Bug #16710 select distinct doesn't return all it should
Submitted: 22 Jan 2006 16:35 Modified: 6 Apr 2006 13:24
Reporter: John Sinteur Email Updates:
Status: Closed Impact on me:
None 
Category:MySQL Server Severity:S2 (Serious)
Version:5.0.13-5.0.17 OS:FreeBSD (FreeBSD 5.4-6.0)
Assigned to: Timour Katchaounov CPU Architecture:Any

[22 Jan 2006 16:35] John Sinteur
Description:
Compare the results to these two queries:

mysql> SELECT distinct(year(timestamp)),klant FROM logging WHERE YEAR(timestamp) = 2005;
+-------------------+-----------------+
| (year(timestamp)) | klant           |
+-------------------+-----------------+
|              2005 |                 |
|              2005 | dokterdokter.nl |
|              2005 | thevbros        |
+-------------------+-----------------+
3 rows in set (0.30 sec)

mysql> SELECT distinct(klant) FROM logging WHERE YEAR(timestamp) = 2005;
+----------+
| klant    |
+----------+
|          |
| thevbros |
+----------+
2 rows in set (0.01 sec)                                                                                                                                                     

The second query should also list "dokterdokter.nl", yet it doesn't. Works fine in version 4.1.8, was discovered when testing after upgrade.

First query is the workaround for the second query.

that's in this table:

CREATE TABLE `logging` (
  `id` int(11) NOT NULL auto_increment,
  `klant` varchar(100) default NULL,
  `code` int(11) default NULL,
  `paragraph` varchar(30) default NULL,
  `verzekeraar` varchar(100) default NULL,
  `session_id` varchar(100) default NULL,
  `timestamp` datetime default NULL,
  `ip_address_request` varchar(20) default NULL,
  PRIMARY KEY  (`id`),
  KEY `klant` (`klant`,`timestamp`),
  KEY `klant_2` (`klant`,`verzekeraar`,`timestamp`),
  KEY `session_id` (`session_id`,`timestamp`) 
) ENGINE=MyISAM DEFAULT CHARSET=latin1;           

                           

How to repeat:
[22 Jan 2006 16:50] John Sinteur
just tested in 5.0.18 - also fails
[23 Jan 2006 1:52] Hartmut Holzgraefe
Works fine on 4.1, fails for me on rather recent 5.0bk source.

This also fails to produce the "dokterdokter.nl" row:

  SELECT klant FROM logging WHERE YEAR(timestamp) = 2005 GROUP BY klant;

when checking the output of 

  SELECT klant FROM logging WHERE YEAR(timestamp) = 2005;

i can see lots of "dokterdokter.nl" result rows.
[16 Feb 2006 8:13] Timour Katchaounov
The problem with this query is that the optimizer chooses loose index scan,
while it shouldn't, because the where clause should be applied before the
group by (or distinct) clause.
[17 Feb 2006 14:54] Bugs System
A patch for this bug has been committed.
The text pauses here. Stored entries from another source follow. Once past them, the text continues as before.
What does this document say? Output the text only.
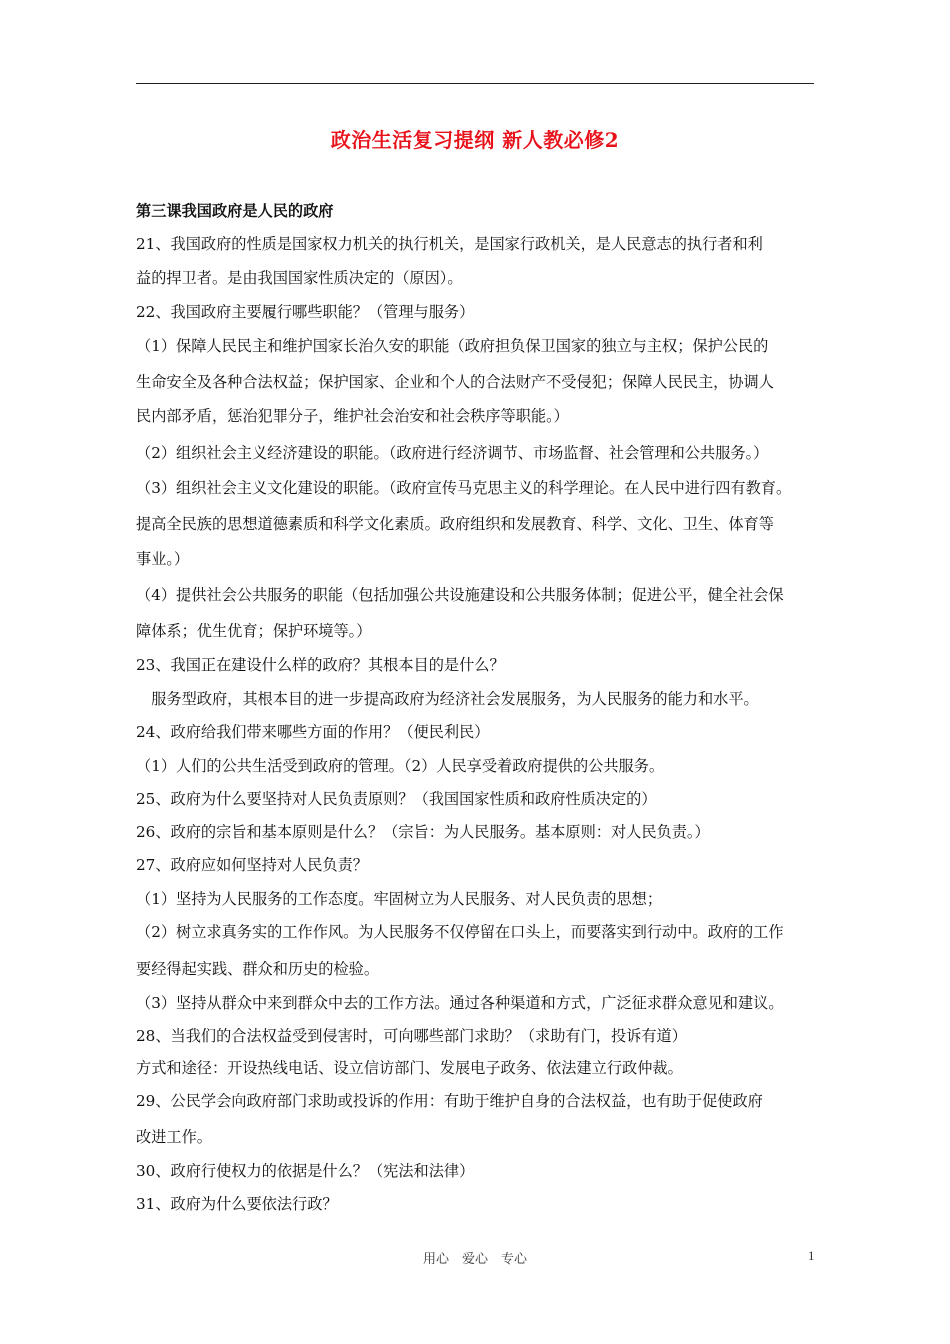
政治生活复习提纲 新人教必修2
第三课我国政府是人民的政府
21、我国政府的性质是国家权力机关的执行机关，是国家行政机关，是人民意志的执行者和利
益的捍卫者。是由我国国家性质决定的（原因）。
22、我国政府主要履行哪些职能？（管理与服务）
（1）保障人民民主和维护国家长治久安的职能（政府担负保卫国家的独立与主权；保护公民的
生命安全及各种合法权益；保护国家、企业和个人的合法财产不受侵犯；保障人民民主，协调人
民内部矛盾，惩治犯罪分子，维护社会治安和社会秩序等职能。）
（2）组织社会主义经济建设的职能。（政府进行经济调节、市场监督、社会管理和公共服务。）
（3）组织社会主义文化建设的职能。（政府宣传马克思主义的科学理论。在人民中进行四有教育。
提高全民族的思想道德素质和科学文化素质。政府组织和发展教育、科学、文化、卫生、体育等
事业。）
（4）提供社会公共服务的职能（包括加强公共设施建设和公共服务体制；促进公平，健全社会保
障体系；优生优育；保护环境等。）
23、我国正在建设什么样的政府？其根本目的是什么？
　服务型政府，其根本目的进一步提高政府为经济社会发展服务，为人民服务的能力和水平。
24、政府给我们带来哪些方面的作用？（便民利民）
（1）人们的公共生活受到政府的管理。（2）人民享受着政府提供的公共服务。
25、政府为什么要坚持对人民负责原则？（我国国家性质和政府性质决定的）
26、政府的宗旨和基本原则是什么？（宗旨：为人民服务。基本原则：对人民负责。）
27、政府应如何坚持对人民负责？
（1）坚持为人民服务的工作态度。牢固树立为人民服务、对人民负责的思想；
（2）树立求真务实的工作作风。为人民服务不仅停留在口头上，而要落实到行动中。政府的工作
要经得起实践、群众和历史的检验。
（3）坚持从群众中来到群众中去的工作方法。通过各种渠道和方式，广泛征求群众意见和建议。
28、当我们的合法权益受到侵害时，可向哪些部门求助？（求助有门，投诉有道）
方式和途径：开设热线电话、设立信访部门、发展电子政务、依法建立行政仲裁。
29、公民学会向政府部门求助或投诉的作用：有助于维护自身的合法权益，也有助于促使政府
改进工作。
30、政府行使权力的依据是什么？（宪法和法律）
31、政府为什么要依法行政？
用心　爱心　专心	1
After review, it may
be pushed to the relevant source trees for release in the next
version. You can access the patch from:

  http://lists.mysql.com/commits/2795
[30 Mar 2006 20:42] Bugs System
A patch for this bug has been committed. After review, it may
be pushed to the relevant source trees for release in the next
version. You can access the patch from:

  http://lists.mysql.com/commits/4343
[31 Mar 2006 9:34] Bugs System
A patch for this bug has been committed. After review, it may
be pushed to the relevant source trees for release in the next
version. You can access the patch from:

  http://lists.mysql.com/commits/4357
[31 Mar 2006 19:51] Timour Katchaounov
Fixed in 5.0.21
[6 Apr 2006 13:24] Jon Stephens
Thank you for your bug report. This issue has been committed to our
source repository of that product and will be incorporated into the
next release.

If necessary, you can access the source repository and build the latest
available version, including the bugfix, yourself. More information 
about accessing the source trees is available at
    http://www.mysql.com/doc/en/Installing_source_tree.html

Additional info:

Documented bugfix in 5.0.21 changelog. Closed.